Hak temelli çalışmalar yapan trans-feminist bir örgüt olarak uzunca bir zamandır siyasi otoritelerin LGBTİ+lara yönelik suç unsuru teşkil eden nefret söylemlerinin devam ettiğini gözlemliyoruz. 29 Ocak gününden bu yana, başta anayasal hak ve özgürlükleri koruma sorumluluğu olan kişi ve kurumlar tarafından yaygınlaştırılan, LGBTİ+ öğrenci ve aktivistlere yönelik nefret söylemi ve hedef gösterme kampanyasına karşı tüm LGBTİ+ Boğaziçili öğrencilerle dayanışma içinde olduğumuzu bildiriyor, demokratik değerlerin savunuculuğunu yapan hak temelli sivil toplum kurumlarını da nefret suçuyla mücadeleye çağırıyoruz.
LGBTİ+ların aşağılanarak ve kriminalize edilerek hedef gösterilmesi, hak savunucularının marjinalleştirilmesi ayrımcılık ve suçtur.
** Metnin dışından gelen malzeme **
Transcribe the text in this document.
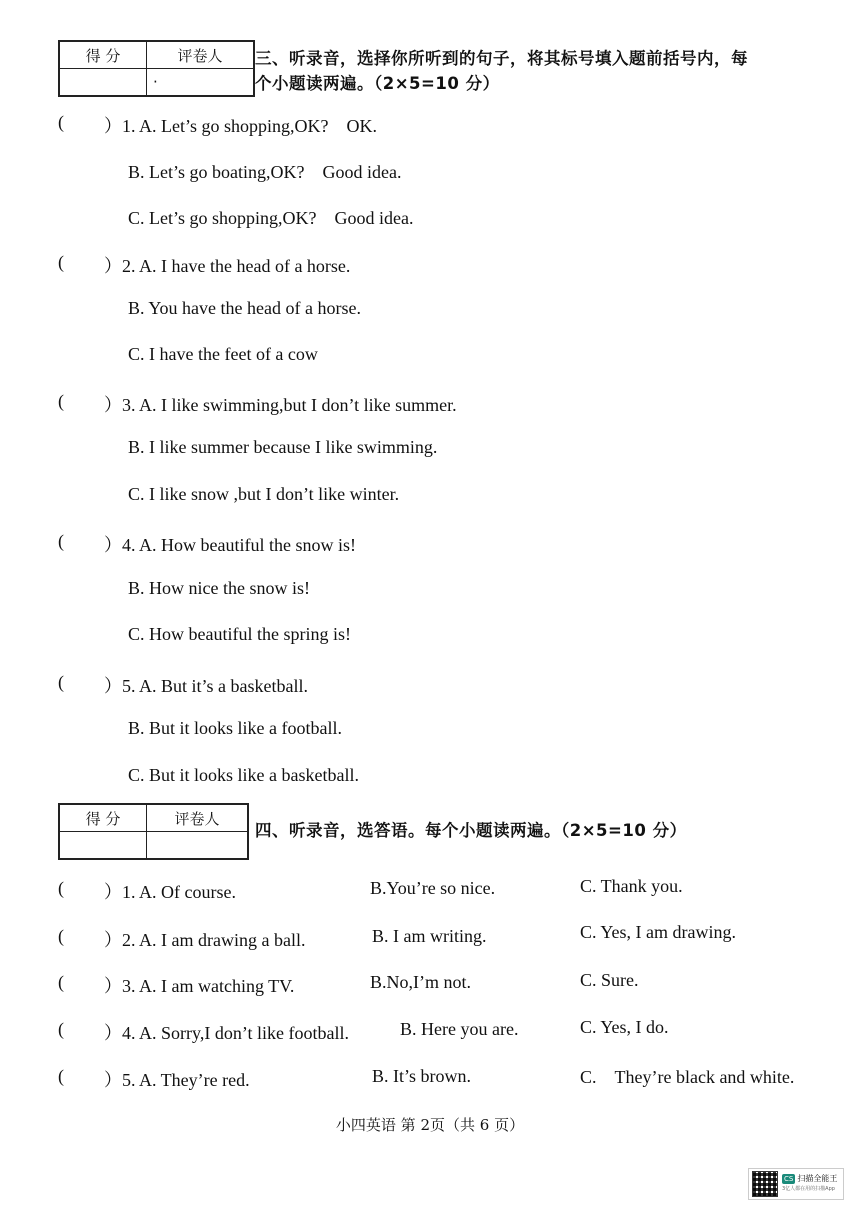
得 分	评卷人
	·
三、听录音，选择你所听到的句子，将其标号填入题前括号内，每
个小题读两遍。（2×5=10 分）
( ）1. A. Let’s go shopping,OK?　OK.
B. Let’s go boating,OK?　Good idea.
C. Let’s go shopping,OK?　Good idea.
( ）2. A. I have the head of a horse.
B. You have the head of a horse.
C. I have the feet of a cow
( ）3. A. I like swimming,but I don’t like summer.
B. I like summer because I like swimming.
C. I like snow ,but I don’t like winter.
( ）4. A. How beautiful the snow is!
B. How nice the snow is!
C. How beautiful the spring is!
( ）5. A. But it’s a basketball.
B. But it looks like a football.
C. But it looks like a basketball.
得 分	评卷人

四、听录音，选答语。每个小题读两遍。（2×5=10 分）
( ）1. A. Of course.	B.You’re so nice.	C. Thank you.
( ）2. A. I am drawing a ball.	B. I am writing.	C. Yes, I am drawing.
( ）3. A. I am watching TV.	B.No,I’m not.	C. Sure.
( ）4. A. Sorry,I don’t like football.	B. Here you are.	C. Yes, I do.
( ）5. A. They’re red.	B. It’s brown.	C.　They’re black and white.
小四英语 第 2页（共 6 页）
CS 扫描全能王
3亿人都在用的扫描App
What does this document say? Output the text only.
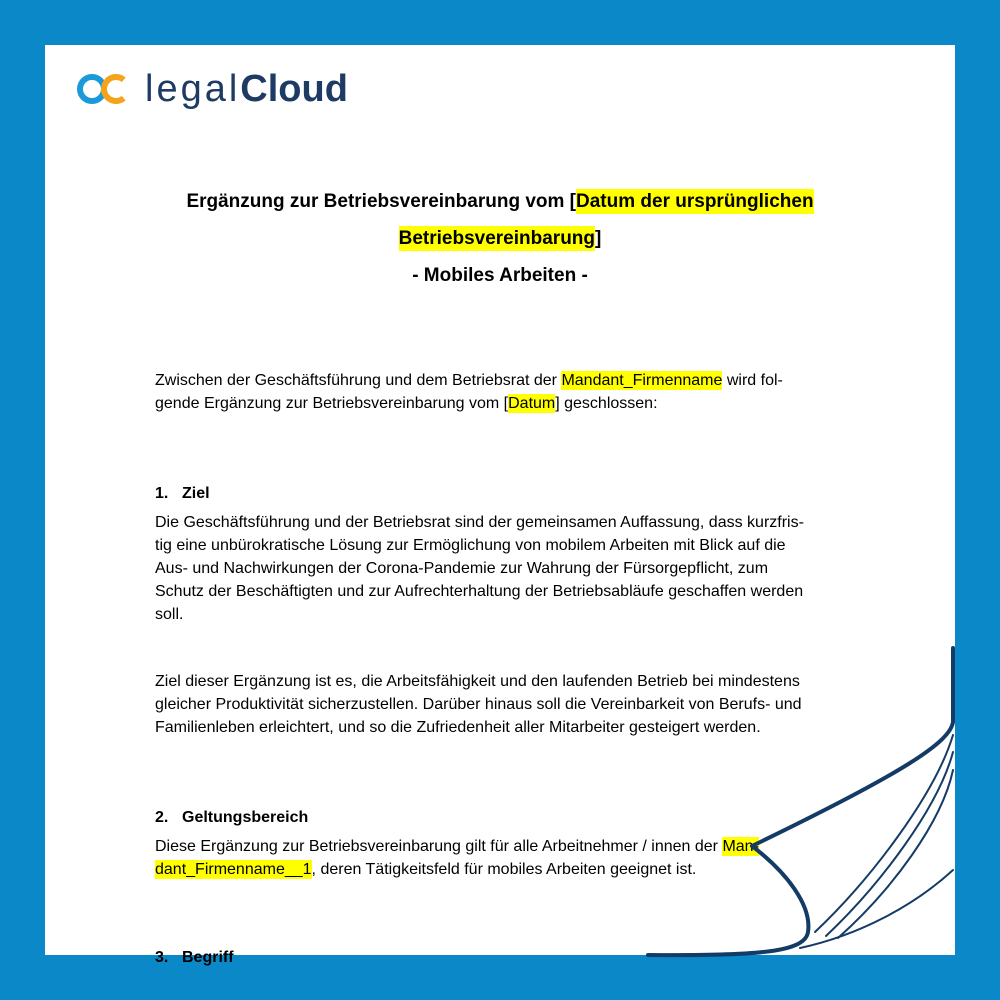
legalCloud
Ergänzung zur Betriebsvereinbarung vom [Datum der ursprünglichen
Betriebsvereinbarung]
- Mobiles Arbeiten -
Zwischen der Geschäftsführung und dem Betriebsrat der Mandant_Firmenname wird fol-
gende Ergänzung zur Betriebsvereinbarung vom [Datum] geschlossen:
1. Ziel
Die Geschäftsführung und der Betriebsrat sind der gemeinsamen Auffassung, dass kurzfris-
tig eine unbürokratische Lösung zur Ermöglichung von mobilem Arbeiten mit Blick auf die
Aus- und Nachwirkungen der Corona-Pandemie zur Wahrung der Fürsorgepflicht, zum
Schutz der Beschäftigten und zur Aufrechterhaltung der Betriebsabläufe geschaffen werden
soll.
Ziel dieser Ergänzung ist es, die Arbeitsfähigkeit und den laufenden Betrieb bei mindestens
gleicher Produktivität sicherzustellen. Darüber hinaus soll die Vereinbarkeit von Berufs- und
Familienleben erleichtert, und so die Zufriedenheit aller Mitarbeiter gesteigert werden.
2. Geltungsbereich
Diese Ergänzung zur Betriebsvereinbarung gilt für alle Arbeitnehmer / innen der Man-
dant_Firmenname__1, deren Tätigkeitsfeld für mobiles Arbeiten geeignet ist.
3. Begriff
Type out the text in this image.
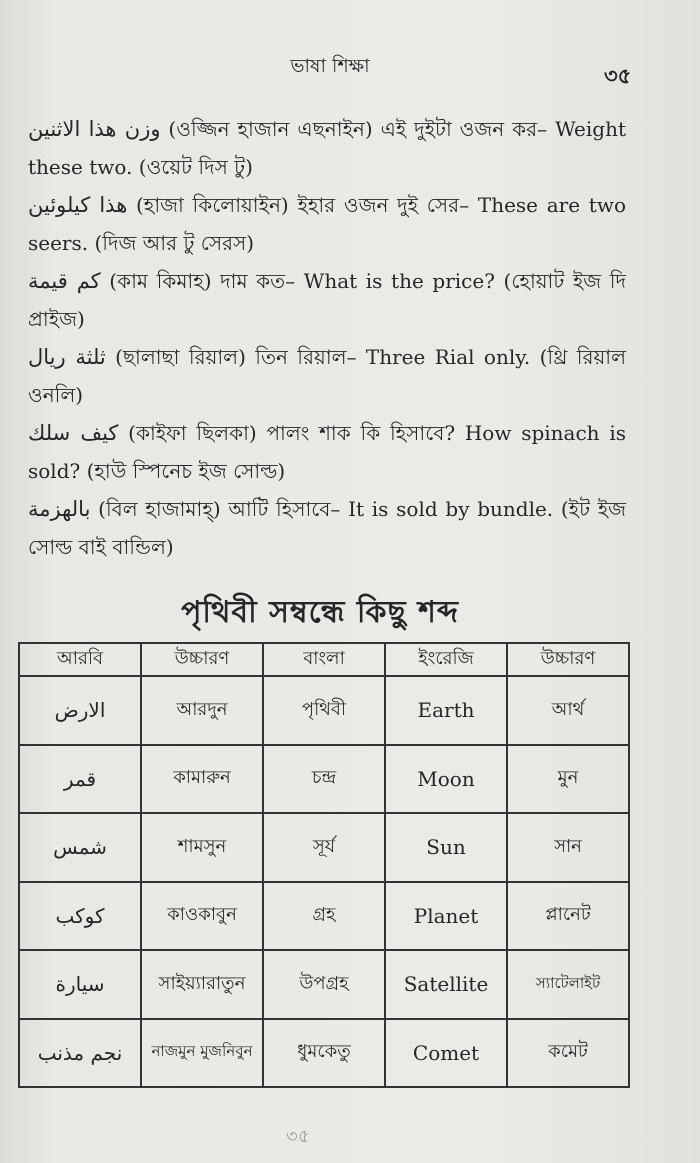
ভাষা শিক্ষা	৩৫

وزن هذا الاثنين (ওজ্জিন হাজান এছনাইন) এই দুইটা ওজন কর– Weight these two. (ওয়েট দিস টু)

هذا كيلوئين (হাজা কিলোয়াইন) ইহার ওজন দুই সের– These are two seers. (দিজ আর টু সেরস)

كم قيمة (কাম কিমাহ) দাম কত– What is the price? (হোয়াট ইজ দি প্রাইজ)

ثلثة ريال (ছালাছা রিয়াল) তিন রিয়াল– Three Rial only. (থ্রি রিয়াল ওনলি)

كيف سلك (কাইফা ছিলকা) পালং শাক কি হিসাবে? How spinach is sold? (হাউ স্পিনেচ ইজ সোল্ড)

بالهزمة (বিল হাজামাহ্) আটি হিসাবে– It is sold by bundle. (ইট ইজ সোল্ড বাই বান্ডিল)

পৃথিবী সম্বন্ধে কিছু শব্দ
আরবি	উচ্চারণ	বাংলা	ইংরেজি	উচ্চারণ
الارض	আরদুন	পৃথিবী	Earth	আর্থ
قمر	কামারুন	চন্দ্র	Moon	মুন
شمس	শামসুন	সূর্য	Sun	সান
كوكب	কাওকাবুন	গ্রহ	Planet	প্লানেট
سيارة	সাইয়্যারাতুন	উপগ্রহ	Satellite	স্যাটেলাইট
نجم مذنب	নাজমুন মুজনিবুন	ধুমকেতু	Comet	কমেট
৩৫
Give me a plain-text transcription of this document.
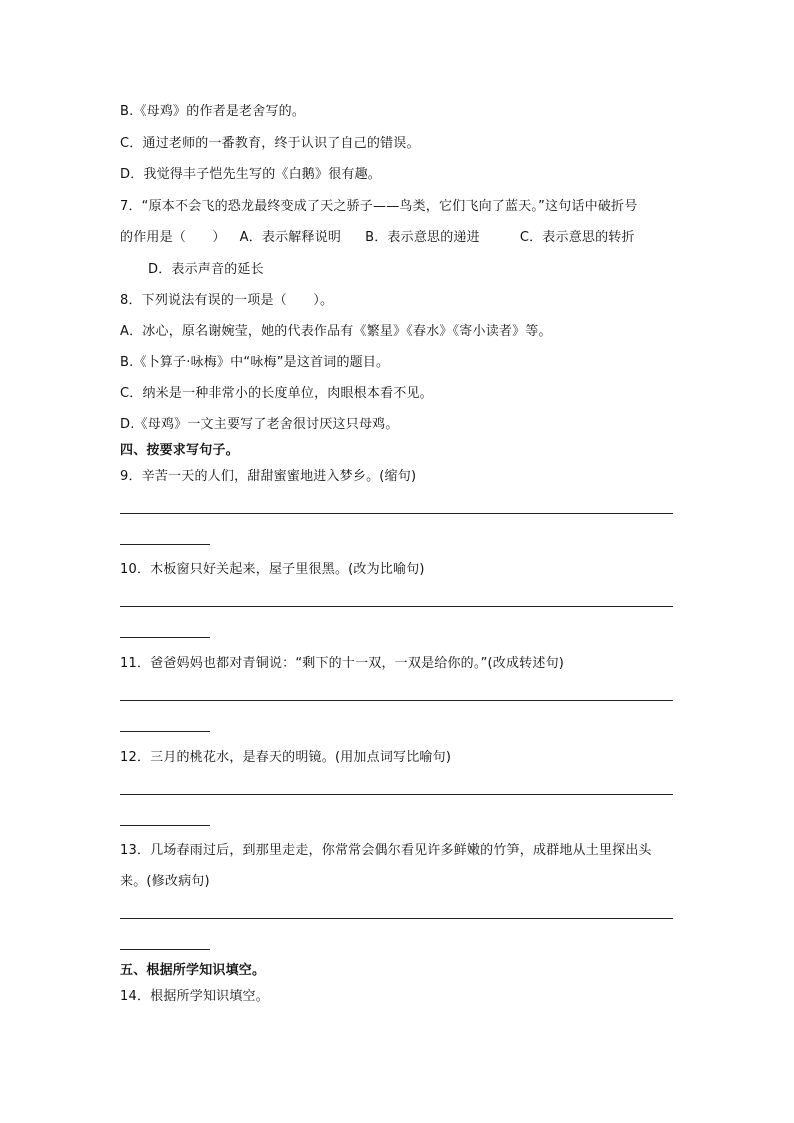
B.《母鸡》的作者是老舍写的。
C．通过老师的一番教育，终于认识了自己的错误。
D．我觉得丰子恺先生写的《白鹅》很有趣。
7．“原本不会飞的恐龙最终变成了天之骄子——鸟类，它们飞向了蓝天。”这句话中破折号
的作用是（　　） A．表示解释说明 B．表示意思的递进	C．表示意思的转折
D．表示声音的延长
8．下列说法有误的一项是（　　）。
A．冰心，原名谢婉莹，她的代表作品有《繁星》《春水》《寄小读者》等。
B.《卜算子·咏梅》中“咏梅”是这首词的题目。
C．纳米是一种非常小的长度单位，肉眼根本看不见。
D.《母鸡》一文主要写了老舍很讨厌这只母鸡。
四、按要求写句子。
9．辛苦一天的人们，甜甜蜜蜜地进入梦乡。(缩句)
10．木板窗只好关起来，屋子里很黑。(改为比喻句)
11．爸爸妈妈也都对青铜说：“剩下的十一双，一双是给你的。”(改成转述句)
12．三月的桃花水，是春天的明镜。(用加点词写比喻句)
13．几场春雨过后，到那里走走，你常常会偶尔看见许多鲜嫩的竹笋，成群地从土里探出头
来。(修改病句)
五、根据所学知识填空。
14．根据所学知识填空。
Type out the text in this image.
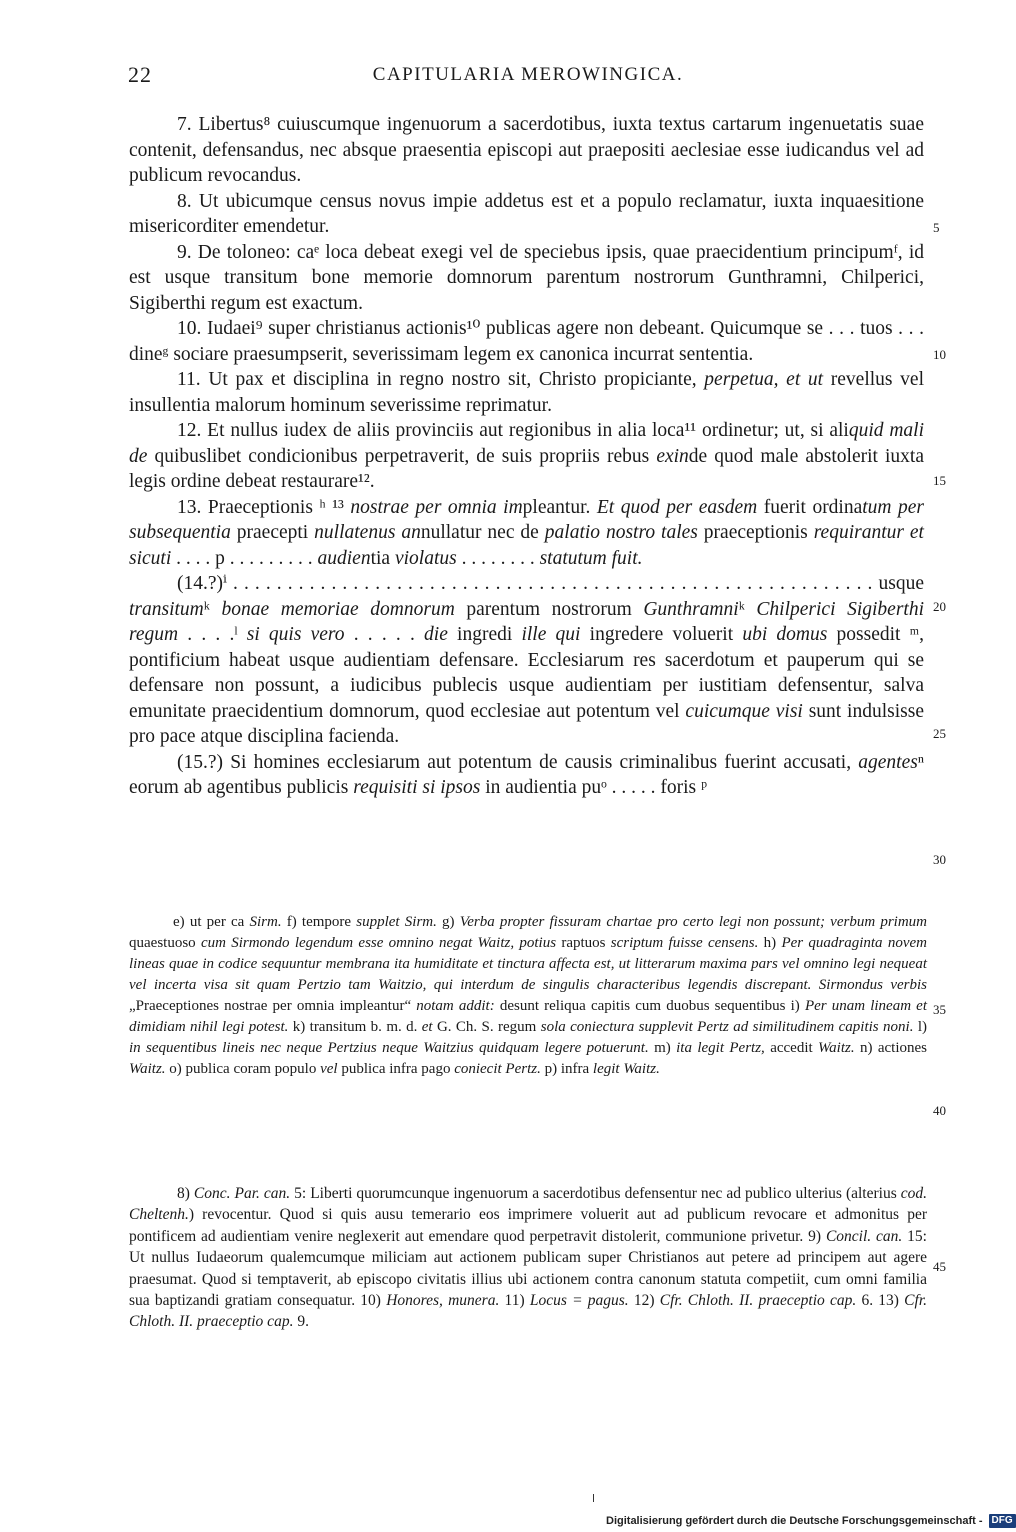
22	CAPITULARIA MEROWINGICA.
5
10
15
20
25
30
35
40
45

7. Libertus⁸ cuiuscumque ingenuorum a sacerdotibus, iuxta textus cartarum ingenuetatis suae contenit, defensandus, nec absque praesentia episcopi aut praepositi aeclesiae esse iudicandus vel ad publicum revocandus.

8. Ut ubicumque census novus impie addetus est et a populo reclamatur, iuxta inquaesitione misericorditer emendetur.

9. De toloneo: caᵉ loca debeat exegi vel de speciebus ipsis, quae praecidentium principumᶠ, id est usque transitum bone memorie domnorum parentum nostrorum Gunthramni, Chilperici, Sigiberthi regum est exactum.

10. Iudaei⁹ super christianus actionis¹⁰ publicas agere non debeant. Quicumque se . . . tuos . . . dineᵍ sociare praesumpserit, severissimam legem ex canonica incurrat sententia.

11. Ut pax et disciplina in regno nostro sit, Christo propiciante, perpetua, et ut revellus vel insullentia malorum hominum severissime reprimatur.

12. Et nullus iudex de aliis provinciis aut regionibus in alia loca¹¹ ordinetur; ut, si aliquid mali de quibuslibet condicionibus perpetraverit, de suis propriis rebus exinde quod male abstolerit iuxta legis ordine debeat restaurare¹².

13. Praeceptionis ʰ ¹³ nostrae per omnia impleantur. Et quod per easdem fuerit ordinatum per subsequentia praecepti nullatenus annullatur nec de palatio nostro tales praeceptionis requirantur et sicuti . . . . p . . . . . . . . . audientia violatus . . . . . . . . statutum fuit.

(14.?)ⁱ . . . . . . . . . . . . . . . . . . . . . . . . . . . . . . . . . . . . . . . . . . . . . . . . . . . . . . . . . . . usque transitumᵏ bonae memoriae domnorum parentum nostrorum Gunthramniᵏ Chilperici Sigiberthi regum . . . .ˡ si quis vero . . . . . die ingredi ille qui ingredere voluerit ubi domus possedit ᵐ, pontificium habeat usque audientiam defensare. Ecclesiarum res sacerdotum et pauperum qui se defensare non possunt, a iudicibus publecis usque audientiam per iustitiam defensentur, salva emunitate praecidentium domnorum, quod ecclesiae aut potentum vel cuicumque visi sunt indulsisse pro pace atque disciplina facienda.

(15.?) Si homines ecclesiarum aut potentum de causis criminalibus fuerint accusati, agentesⁿ eorum ab agentibus publicis requisiti si ipsos in audientia puᵒ . . . . . foris ᵖ

e) ut per ca Sirm. f) tempore supplet Sirm. g) Verba propter fissuram chartae pro certo legi non possunt; verbum primum quaestuoso cum Sirmondo legendum esse omnino negat Waitz, potius raptuos scriptum fuisse censens. h) Per quadraginta novem lineas quae in codice sequuntur membrana ita humiditate et tinctura affecta est, ut litterarum maxima pars vel omnino legi nequeat vel incerta visa sit quam Pertzio tam Waitzio, qui interdum de singulis characteribus legendis discrepant. Sirmondus verbis „Praeceptiones nostrae per omnia impleantur“ notam addit: desunt reliqua capitis cum duobus sequentibus i) Per unam lineam et dimidiam nihil legi potest. k) transitum b. m. d. et G. Ch. S. regum sola coniectura supplevit Pertz ad similitudinem capitis noni. l) in sequentibus lineis nec neque Pertzius neque Waitzius quidquam legere potuerunt. m) ita legit Pertz, accedit Waitz. n) actiones Waitz. o) publica coram populo vel publica infra pago coniecit Pertz. p) infra legit Waitz.

8) Conc. Par. can. 5: Liberti quorumcunque ingenuorum a sacerdotibus defensentur nec ad publico ulterius (alterius cod. Cheltenh.) revocentur. Quod si quis ausu temerario eos imprimere voluerit aut ad publicum revocare et admonitus per pontificem ad audientiam venire neglexerit aut emendare quod perpetravit distolerit, communione privetur. 9) Concil. can. 15: Ut nullus Iudaeorum qualemcumque miliciam aut actionem publicam super Christianos aut petere ad principem aut agere praesumat. Quod si temptaverit, ab episcopo civitatis illius ubi actionem contra canonum statuta competiit, cum omni familia sua baptizandi gratiam consequatur. 10) Honores, munera. 11) Locus = pagus. 12) Cfr. Chloth. II. praeceptio cap. 6. 13) Cfr. Chloth. II. praeceptio cap. 9.

Digitalisierung gefördert durch die Deutsche Forschungsgemeinschaft - DFG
Ne ele geçirilen gökkuşağı bayrakları suç unsurudur, ne de LGBTİ+ olmak suçtur. Toplumsal barışı sağlama sorumluluğu olan kişi ve kurumların bir toplumsal grubu hedef göstermesi kabul edilemez. Bu aksiyonlar gençlerin, öğrencilerin ve özellikle LGBTİ+ların ifade özgürlüklerine saldırı teşkil etmekle kalmamış, haksız tutuklamalara sebep olarak hak ihlallerini daha da büyütmüştür. Hak ve özgürlüklerin kısıtlanması, hukuksuz uygulamalar konusunda Türkiye’nin son dönemdeki karnesini hatırlatıyor; kadınların ve LGBTİ+ların can güvenliğine, kişisel ve anayasal haklarına yönelik saldırıların durmasını istiyoruz!
Türkiye’deki feminist ve LGBTİ+ hareket geçmişte de mücadeleyle ve dayanışma içerisinde, nefret kampanyasından çıkar elde eden tarafların çabalarını boşa çıkardı. Demokratik haklarımızı, içinde bulunduğumuz dönemin iktidar odaklarına ve tüm atanmışlara karşı savunmaya devam edeceğiz. Çünkü LGBTİ+ hakları insan haklarıdır!